The creature is of course no monster. He’s very much a human and a man. He’s David Bertram and he’s on a kind of freelance survey mission.
Davis slowly pieces together what is going on. He’s on a planet named Atlantis. Technically it’s not a planet. It’s the size of Earth and it’s fairly Earth-like but it’s a satellite of a gas giant called Minos.
Society on Atlantis has regressed quite a bit. That original spacecraft was not carrying the necessary equipment to support an advanced technological society. There’s no nuclear power, no automobiles, no electricity. It’s now a rather primitive agrarian society.
There are in fact a number of subtly different cultures on Atlantis and Anderson has fun speculating on the way in which such societies could evolve.
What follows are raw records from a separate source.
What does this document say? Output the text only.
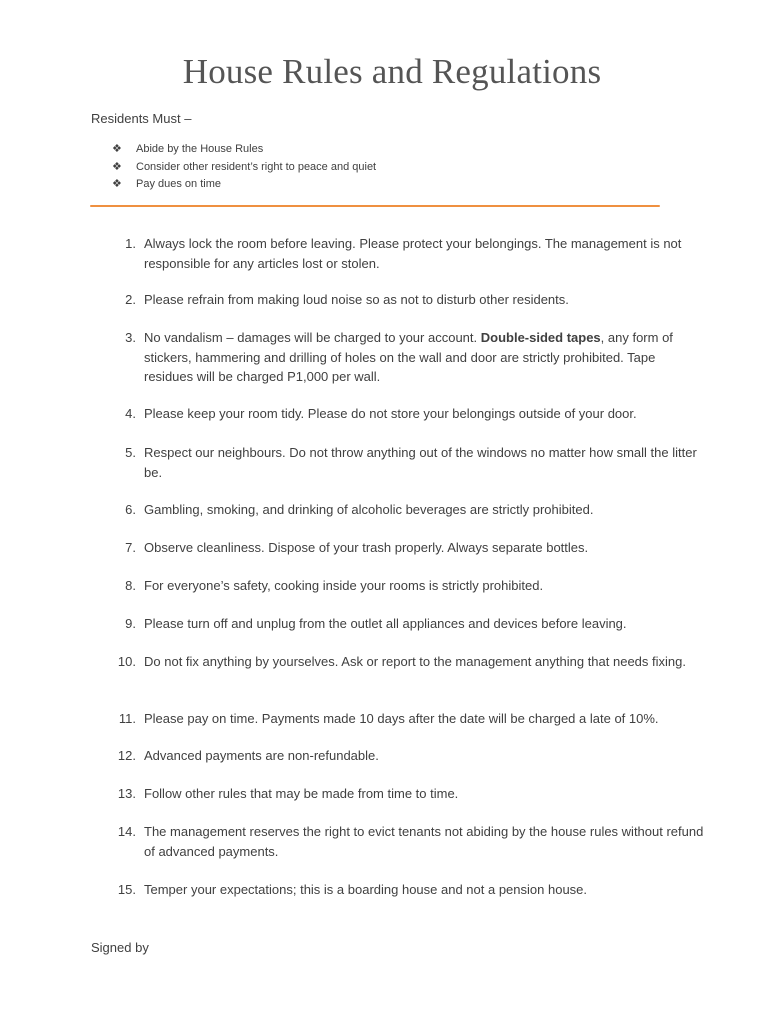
House Rules and Regulations
Residents Must –
❖	Abide by the House Rules
❖	Consider other resident’s right to peace and quiet
❖	Pay dues on time
1. Always lock the room before leaving. Please protect your belongings. The management is not responsible for any articles lost or stolen.
2. Please refrain from making loud noise so as not to disturb other residents.
3. No vandalism – damages will be charged to your account. Double-sided tapes, any form of stickers, hammering and drilling of holes on the wall and door are strictly prohibited. Tape residues will be charged P1,000 per wall.
4. Please keep your room tidy. Please do not store your belongings outside of your door.
5. Respect our neighbours. Do not throw anything out of the windows no matter how small the litter be.
6. Gambling, smoking, and drinking of alcoholic beverages are strictly prohibited.
7. Observe cleanliness. Dispose of your trash properly. Always separate bottles.
8. For everyone’s safety, cooking inside your rooms is strictly prohibited.
9. Please turn off and unplug from the outlet all appliances and devices before leaving.
10. Do not fix anything by yourselves. Ask or report to the management anything that needs fixing.
11. Please pay on time. Payments made 10 days after the date will be charged a late of 10%.
12. Advanced payments are non-refundable.
13. Follow other rules that may be made from time to time.
14. The management reserves the right to evict tenants not abiding by the house rules without refund of advanced payments.
15. Temper your expectations; this is a boarding house and not a pension house.
Signed by
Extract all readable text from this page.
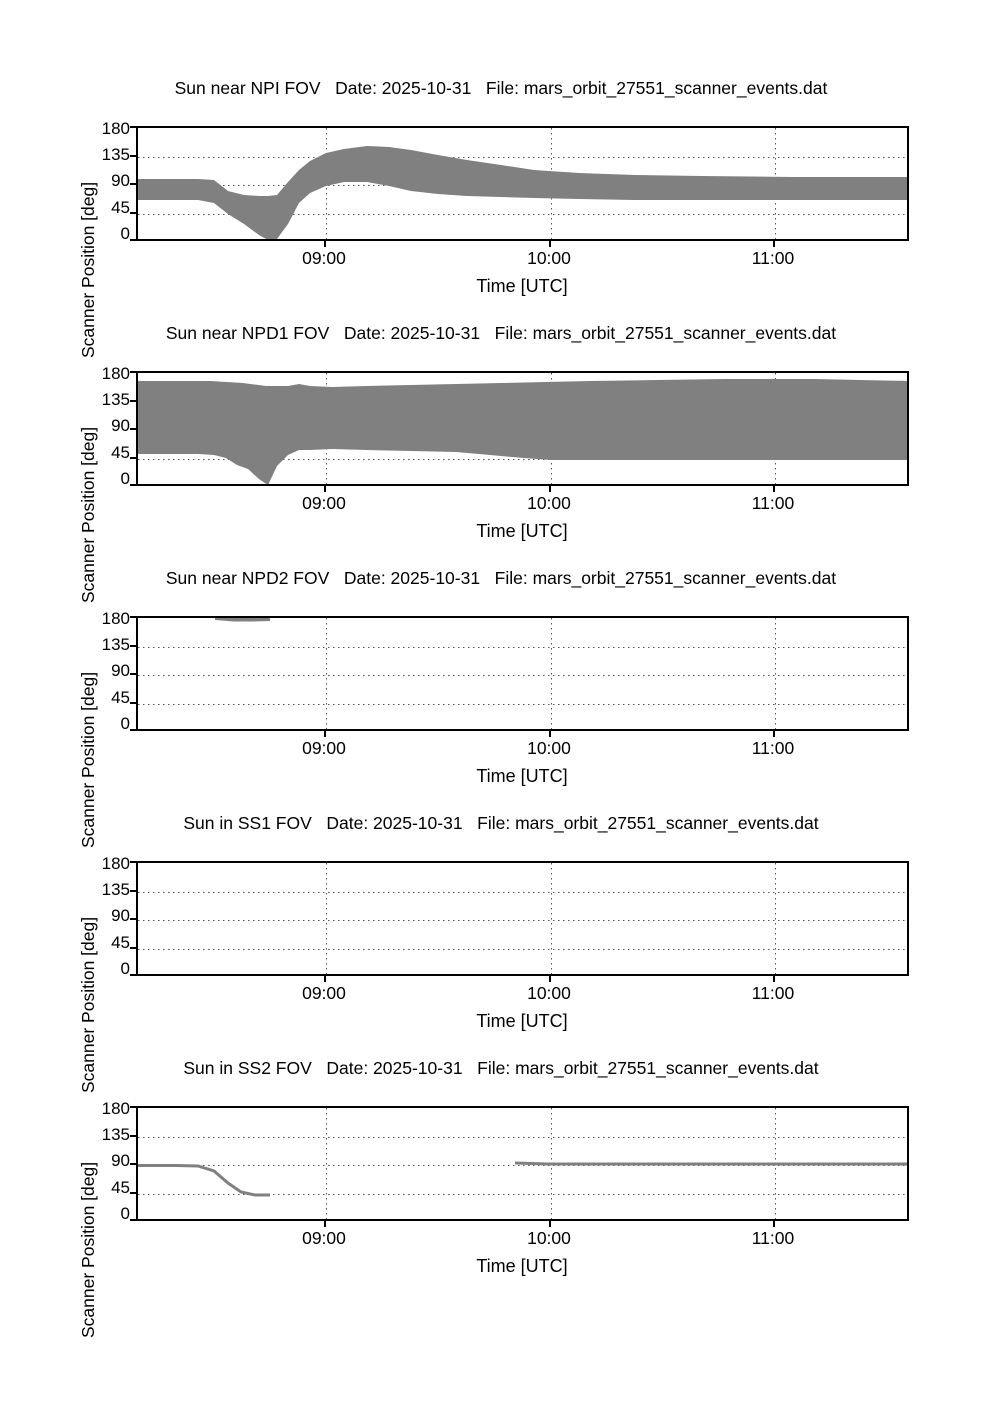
Sun near NPI FOV   Date: 2025-10-31   File: mars_orbit_27551_scanner_events.dat
Scanner Position [deg]
180
135
90
45
0
09:00	10:00	11:00
Time [UTC]
Sun near NPD1 FOV   Date: 2025-10-31   File: mars_orbit_27551_scanner_events.dat
Scanner Position [deg]
180
135
90
45
0
09:00	10:00	11:00
Time [UTC]
Sun near NPD2 FOV   Date: 2025-10-31   File: mars_orbit_27551_scanner_events.dat
Scanner Position [deg]
180
135
90
45
0
09:00	10:00	11:00
Time [UTC]
Sun in SS1 FOV   Date: 2025-10-31   File: mars_orbit_27551_scanner_events.dat
Scanner Position [deg]
180
135
90
45
0
09:00	10:00	11:00
Time [UTC]
Sun in SS2 FOV   Date: 2025-10-31   File: mars_orbit_27551_scanner_events.dat
Scanner Position [deg]
180
135
90
45
0
09:00	10:00	11:00
Time [UTC]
Societies made up of clones, with no men.
Naturally once the women discover that Davis Bertram is a Man they’re fascinated. All the animals on Atlantis are birds. The women of Atlantis are not only unfamiliar with the idea of human sex, they’re unfamiliar with mammalian sex. But they’re eager to learn. The complication for Davis is that some of these women are also starting to discover the concept of love. Both Barbara and her clone sister/twin Valeria have fallen in love with him.
This sounds like a recipe for a sleaze novel but that’s not how Anderson plays it. This is a serious science fiction novel although there’s also some humour and quite a bit of adventure. And there’s no sex at all.
Davis Bertram is an engaging hero because he isn’t a square-jawed action hero. He’s by no means helpless but he’s no warrior. He’s not a coward but he’s only moderately brave. He’s not stupid but he’s not a genius. He’s a spoilt rich man’s son and his solo survey mission is just an adventure to him. He’s always been rather irresponsible. On the other hand he’s good-natured and kind-hearted.
Barbara and Valeria are of course mirror images of each other. They’re warriors who believe in shooting first (with their repeating crossbows) and asking questions afterwards. But they’re gorgeous and they’re smart and underneath a slightly intimidating exterior they’re likeable.
The paperback edition includes an afterword from the author in which he explains that the only respect in which he’s played fast and loose with science is the faster-than-light travel. Other than that everything is based on solid science. This is very much hard science fiction, but it’s hard SF combined with a rollicking adventure plot and some clever speculations about the ways in which societies evolve.
Most of all Virgin Planet is extremely entertaining. Highly recommended.